2010-paul-ramsey-award-winner-kass

October 28, 2009 – San Ramon, CA

The Center for Bioethics and Culture Network is pleased to announce that Dr. Leon R. Kass has been selected to receive the 2010 Paul Ramsey Award, given to those who have demonstrated exemplary achievement in the field of bioethics. Kass, the Addie Clark Harding Professor in the Committee on Social Thought and the College at the University of Chicago, is a pioneer in bioethics who has, in the spirit of Paul Ramsey, made significant contributions toward a proper understanding of the challenges we face in bioethics, to defend the dignity of human life and advance ethical biotechnology. From 2001 to 2005 he served as the chairman of the President’s Council on Bioethics and has been writing and thinking about the ethical and philosophical issues raised by biomedical advances for more than thirty years.

Dr. William Hurlbut, who serves on the Paul Ramsey nominating committee said, “Leon Kass is an extraordinarily constructive and courageous voice in bioethics–a treasure to our civilization. He is the intellectual epicenter of American bioethics.”

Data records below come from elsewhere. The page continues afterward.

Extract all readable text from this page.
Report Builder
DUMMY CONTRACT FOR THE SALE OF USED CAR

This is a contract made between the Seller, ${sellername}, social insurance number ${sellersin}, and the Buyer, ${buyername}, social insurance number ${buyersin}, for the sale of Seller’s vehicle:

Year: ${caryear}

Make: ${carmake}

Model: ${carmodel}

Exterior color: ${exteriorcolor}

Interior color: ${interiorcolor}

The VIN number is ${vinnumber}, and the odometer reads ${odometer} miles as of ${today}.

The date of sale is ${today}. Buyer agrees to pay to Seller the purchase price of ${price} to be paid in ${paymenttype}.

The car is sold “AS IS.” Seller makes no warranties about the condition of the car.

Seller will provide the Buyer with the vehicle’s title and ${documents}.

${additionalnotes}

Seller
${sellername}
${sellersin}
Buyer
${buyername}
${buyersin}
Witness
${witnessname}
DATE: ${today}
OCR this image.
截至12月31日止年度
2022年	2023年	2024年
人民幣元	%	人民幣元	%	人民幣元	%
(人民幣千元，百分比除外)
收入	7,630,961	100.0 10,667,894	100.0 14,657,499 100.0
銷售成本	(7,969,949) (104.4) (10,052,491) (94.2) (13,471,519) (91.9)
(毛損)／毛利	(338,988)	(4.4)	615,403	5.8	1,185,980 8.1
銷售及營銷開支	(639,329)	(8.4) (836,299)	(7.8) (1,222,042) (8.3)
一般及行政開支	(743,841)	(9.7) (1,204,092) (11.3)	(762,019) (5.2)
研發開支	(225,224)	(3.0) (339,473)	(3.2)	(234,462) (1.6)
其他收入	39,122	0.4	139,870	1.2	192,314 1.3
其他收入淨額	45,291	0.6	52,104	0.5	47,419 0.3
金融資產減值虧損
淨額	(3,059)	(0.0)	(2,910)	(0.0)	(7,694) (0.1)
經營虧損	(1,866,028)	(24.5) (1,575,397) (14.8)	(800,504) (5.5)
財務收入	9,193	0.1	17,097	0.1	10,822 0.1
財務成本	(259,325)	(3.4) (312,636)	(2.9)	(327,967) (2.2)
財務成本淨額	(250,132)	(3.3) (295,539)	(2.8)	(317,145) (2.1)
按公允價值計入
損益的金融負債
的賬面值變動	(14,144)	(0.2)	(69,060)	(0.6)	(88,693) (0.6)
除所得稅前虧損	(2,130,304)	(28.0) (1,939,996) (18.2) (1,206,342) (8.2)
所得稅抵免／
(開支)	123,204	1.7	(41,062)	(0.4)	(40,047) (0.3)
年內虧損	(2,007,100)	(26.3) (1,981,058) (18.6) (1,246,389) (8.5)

Paul Ramsey is regarded by many as one of the most important ethicists of the twentieth century. He was a distinguished writer on bioethics and served as Harrington Spear Paine Professor of Religion at Princeton University. His commitment to the sanctity and dignity of human life was paramount to his work.

Gilbert Meilaender, Ph.D., in his address last year as recipient of the 2009 Paul Ramsey Award said, “We’ve heard a lot about the relation of science and ethics in recent months. A great deal of it confused, and one would have liked to see the Ramsey scalpel go to work on it. One point he would have surely have made – for he made it in different contexts on several occasions. It’s a point about what it means to be morally serious.”